Alla prima esposizione delle opere ha partecipato il Comune di Venezia con la presidente del consiglio comunale Ermelinda Damiano e l’assessore alla Promozione del territorio Paola Mar. In mostra Il busto delle emozioni di Jacopo Caburlotto, primo classificato, Un mondo con la pace e senza guerra di Elia Dall’Acqua, secondo classificato, e Il mostro della laguna di Alice Squarcina, terza classificata.
Murano T-Krea è un concorso ideato dalla Società Cooperativa Muranese Mista e dall’Istituto comprensivo Ugo Foscolo di Murano e Burano, con il supporto del Circolo Veneto, del Circolo Ricreativo Culturale Muranese e di Promo Vetro. La giuria, composta da Cesare Campa, Giuseppe Siega, Renato Salvi, Sandro Smerghetto, Daniele D’Incà e Michela Mion, ha selezionato i migliori disegni realizzati dagli studenti della scuola secondaria di primo grado Vivarini. I bozzetti sono stati poi trasformati in opere d’arte da quattro maestri vetrai di Murano: Afro Celotto e Andrea Zanetti per Il busto delle emozioni, Simone Cenedese per Un mondo con la pace e senza guerra e Dario Frare per Il mostro della laguna.
“Il vetro di Murano, passato e presente di Venezia, deve essere anche il nostro futuro – ha sottolineato l’assessore Paola Mar –. Questo premio avvicina i più giovani a un’arte raffinata e a un mestiere artigianale che può raggiungere livelli altissimi e diventare una grande opportunità professionale. È fondamentale trasmettere il valore artistico, artigianale ed economico del vetro di Murano, unico al mondo“.
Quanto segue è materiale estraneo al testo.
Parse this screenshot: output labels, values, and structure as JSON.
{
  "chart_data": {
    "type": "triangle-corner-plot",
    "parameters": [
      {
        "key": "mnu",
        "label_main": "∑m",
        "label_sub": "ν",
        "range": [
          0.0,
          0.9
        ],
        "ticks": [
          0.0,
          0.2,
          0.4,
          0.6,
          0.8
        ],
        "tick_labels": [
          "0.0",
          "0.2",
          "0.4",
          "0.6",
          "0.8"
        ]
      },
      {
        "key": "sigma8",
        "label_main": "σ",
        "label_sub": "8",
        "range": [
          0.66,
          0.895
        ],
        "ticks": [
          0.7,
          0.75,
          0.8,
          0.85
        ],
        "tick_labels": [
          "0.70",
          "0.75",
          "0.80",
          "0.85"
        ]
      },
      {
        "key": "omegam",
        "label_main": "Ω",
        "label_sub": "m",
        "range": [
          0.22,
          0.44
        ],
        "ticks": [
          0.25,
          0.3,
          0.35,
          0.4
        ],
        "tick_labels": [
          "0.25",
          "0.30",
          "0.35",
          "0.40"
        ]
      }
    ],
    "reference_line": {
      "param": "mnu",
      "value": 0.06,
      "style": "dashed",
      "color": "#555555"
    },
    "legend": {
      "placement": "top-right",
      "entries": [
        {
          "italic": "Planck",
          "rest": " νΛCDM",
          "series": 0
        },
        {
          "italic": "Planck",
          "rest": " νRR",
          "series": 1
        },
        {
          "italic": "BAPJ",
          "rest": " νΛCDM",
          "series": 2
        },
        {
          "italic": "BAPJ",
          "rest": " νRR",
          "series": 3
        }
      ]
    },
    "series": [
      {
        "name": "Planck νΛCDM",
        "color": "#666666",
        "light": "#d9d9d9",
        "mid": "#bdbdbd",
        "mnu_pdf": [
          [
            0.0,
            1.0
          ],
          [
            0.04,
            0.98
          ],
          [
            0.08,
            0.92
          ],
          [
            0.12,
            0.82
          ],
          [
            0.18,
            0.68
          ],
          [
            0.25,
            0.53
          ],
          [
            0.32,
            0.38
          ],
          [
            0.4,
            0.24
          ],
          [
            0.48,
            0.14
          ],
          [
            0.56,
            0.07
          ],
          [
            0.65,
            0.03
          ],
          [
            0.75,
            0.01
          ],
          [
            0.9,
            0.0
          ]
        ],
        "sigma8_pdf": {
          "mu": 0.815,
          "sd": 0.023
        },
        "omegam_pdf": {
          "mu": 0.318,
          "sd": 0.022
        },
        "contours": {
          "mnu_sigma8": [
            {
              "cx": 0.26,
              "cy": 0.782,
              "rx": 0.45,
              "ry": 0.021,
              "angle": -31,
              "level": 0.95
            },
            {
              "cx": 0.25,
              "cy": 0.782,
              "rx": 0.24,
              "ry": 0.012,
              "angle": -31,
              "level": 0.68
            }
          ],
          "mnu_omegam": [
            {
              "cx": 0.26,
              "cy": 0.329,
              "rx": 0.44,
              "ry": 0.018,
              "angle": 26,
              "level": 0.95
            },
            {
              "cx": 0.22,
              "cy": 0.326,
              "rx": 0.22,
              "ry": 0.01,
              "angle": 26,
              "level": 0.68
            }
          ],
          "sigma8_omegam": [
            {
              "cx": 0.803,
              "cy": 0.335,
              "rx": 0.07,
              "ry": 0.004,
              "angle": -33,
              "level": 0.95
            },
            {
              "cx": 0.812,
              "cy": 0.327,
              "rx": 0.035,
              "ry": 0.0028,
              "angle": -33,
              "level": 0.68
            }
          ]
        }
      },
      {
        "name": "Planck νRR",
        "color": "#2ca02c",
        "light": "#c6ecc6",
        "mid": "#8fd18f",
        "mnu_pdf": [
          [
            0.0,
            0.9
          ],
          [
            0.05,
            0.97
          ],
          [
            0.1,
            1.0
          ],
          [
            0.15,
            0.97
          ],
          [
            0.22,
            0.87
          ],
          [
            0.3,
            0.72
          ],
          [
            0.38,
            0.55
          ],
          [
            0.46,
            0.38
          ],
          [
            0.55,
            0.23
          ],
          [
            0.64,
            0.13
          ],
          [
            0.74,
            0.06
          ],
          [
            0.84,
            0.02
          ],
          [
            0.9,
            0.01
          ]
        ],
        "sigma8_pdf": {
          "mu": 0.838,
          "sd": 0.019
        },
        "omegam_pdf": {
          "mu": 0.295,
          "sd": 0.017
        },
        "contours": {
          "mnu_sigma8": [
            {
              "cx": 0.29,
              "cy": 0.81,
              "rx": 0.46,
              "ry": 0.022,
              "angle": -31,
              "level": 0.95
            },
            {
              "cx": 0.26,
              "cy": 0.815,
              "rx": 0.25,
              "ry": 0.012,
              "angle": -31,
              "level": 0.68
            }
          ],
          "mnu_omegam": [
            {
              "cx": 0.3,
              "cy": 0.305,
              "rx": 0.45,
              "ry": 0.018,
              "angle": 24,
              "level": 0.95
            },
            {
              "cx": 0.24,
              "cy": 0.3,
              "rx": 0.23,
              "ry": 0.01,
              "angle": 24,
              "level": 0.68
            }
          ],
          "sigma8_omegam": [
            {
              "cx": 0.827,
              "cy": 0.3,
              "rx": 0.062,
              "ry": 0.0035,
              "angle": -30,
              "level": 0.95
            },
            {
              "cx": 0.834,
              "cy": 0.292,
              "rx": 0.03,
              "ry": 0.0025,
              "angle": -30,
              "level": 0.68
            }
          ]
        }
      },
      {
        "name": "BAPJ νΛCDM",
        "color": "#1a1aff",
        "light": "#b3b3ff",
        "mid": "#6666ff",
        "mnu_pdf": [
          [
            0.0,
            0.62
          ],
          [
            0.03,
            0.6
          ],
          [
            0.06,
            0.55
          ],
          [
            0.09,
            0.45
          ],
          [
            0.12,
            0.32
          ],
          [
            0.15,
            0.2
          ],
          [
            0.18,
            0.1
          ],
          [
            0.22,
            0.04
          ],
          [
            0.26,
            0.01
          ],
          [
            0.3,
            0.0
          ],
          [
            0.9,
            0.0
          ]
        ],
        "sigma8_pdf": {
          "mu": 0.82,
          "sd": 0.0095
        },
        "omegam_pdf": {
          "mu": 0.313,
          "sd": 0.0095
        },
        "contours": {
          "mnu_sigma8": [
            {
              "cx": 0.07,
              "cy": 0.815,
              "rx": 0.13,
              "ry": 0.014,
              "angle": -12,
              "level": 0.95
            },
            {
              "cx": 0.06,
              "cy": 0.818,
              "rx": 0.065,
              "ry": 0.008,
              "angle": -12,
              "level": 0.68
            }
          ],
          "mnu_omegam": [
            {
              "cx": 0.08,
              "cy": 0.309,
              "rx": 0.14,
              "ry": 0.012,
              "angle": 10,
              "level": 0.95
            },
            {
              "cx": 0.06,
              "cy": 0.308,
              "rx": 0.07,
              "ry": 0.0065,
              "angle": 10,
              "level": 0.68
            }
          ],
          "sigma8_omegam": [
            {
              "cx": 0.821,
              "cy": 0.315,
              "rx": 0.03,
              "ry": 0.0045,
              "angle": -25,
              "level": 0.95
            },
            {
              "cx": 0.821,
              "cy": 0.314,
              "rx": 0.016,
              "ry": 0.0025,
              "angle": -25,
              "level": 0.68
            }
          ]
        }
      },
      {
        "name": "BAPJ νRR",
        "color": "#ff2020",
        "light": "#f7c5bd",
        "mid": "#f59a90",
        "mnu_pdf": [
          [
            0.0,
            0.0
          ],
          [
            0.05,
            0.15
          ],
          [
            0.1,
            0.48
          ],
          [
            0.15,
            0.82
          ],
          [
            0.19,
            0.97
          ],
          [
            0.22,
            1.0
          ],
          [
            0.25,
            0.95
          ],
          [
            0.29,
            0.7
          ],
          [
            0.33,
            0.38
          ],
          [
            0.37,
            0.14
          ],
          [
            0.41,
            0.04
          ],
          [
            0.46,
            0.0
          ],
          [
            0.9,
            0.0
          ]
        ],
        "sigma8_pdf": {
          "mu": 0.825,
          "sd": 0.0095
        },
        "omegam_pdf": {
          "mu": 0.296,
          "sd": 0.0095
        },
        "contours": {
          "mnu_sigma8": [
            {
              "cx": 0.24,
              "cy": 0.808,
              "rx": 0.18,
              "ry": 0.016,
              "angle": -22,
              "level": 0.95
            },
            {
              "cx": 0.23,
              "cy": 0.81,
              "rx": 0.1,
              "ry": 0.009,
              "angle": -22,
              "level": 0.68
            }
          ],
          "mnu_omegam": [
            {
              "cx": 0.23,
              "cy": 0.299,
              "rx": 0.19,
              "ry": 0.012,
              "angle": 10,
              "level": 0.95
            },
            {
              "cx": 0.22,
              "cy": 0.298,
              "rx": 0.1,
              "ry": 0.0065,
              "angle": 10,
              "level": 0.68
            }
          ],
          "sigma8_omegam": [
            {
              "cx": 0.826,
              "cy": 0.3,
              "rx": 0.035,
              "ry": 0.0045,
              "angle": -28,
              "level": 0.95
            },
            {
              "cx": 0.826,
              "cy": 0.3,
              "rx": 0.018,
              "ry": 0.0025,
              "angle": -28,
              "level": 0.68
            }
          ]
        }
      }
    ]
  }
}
L’esposizione ha rappresentato anche il lancio della quarta edizione del concorso, che coinvolgerà nuovamente l’Istituto comprensivo Ugo Foscolo, il liceo artistico Guggenheim e l’Istituto tecnico Abate Zanetti.
“Il vetro è parte della nostra identità – la presidente Ermelinda Damiano – e trasmettere questa storia alle nuove generazioni è essenziale per garantirne la continuità. Murano T-Krea valorizza il talento dei giovani e li avvicina a una tradizione secolare. Un ringraziamento va agli studenti, alle associazioni promotrici e agli insegnanti, capaci di far dialogare scuola e territorio in modo autentico e virtuoso”.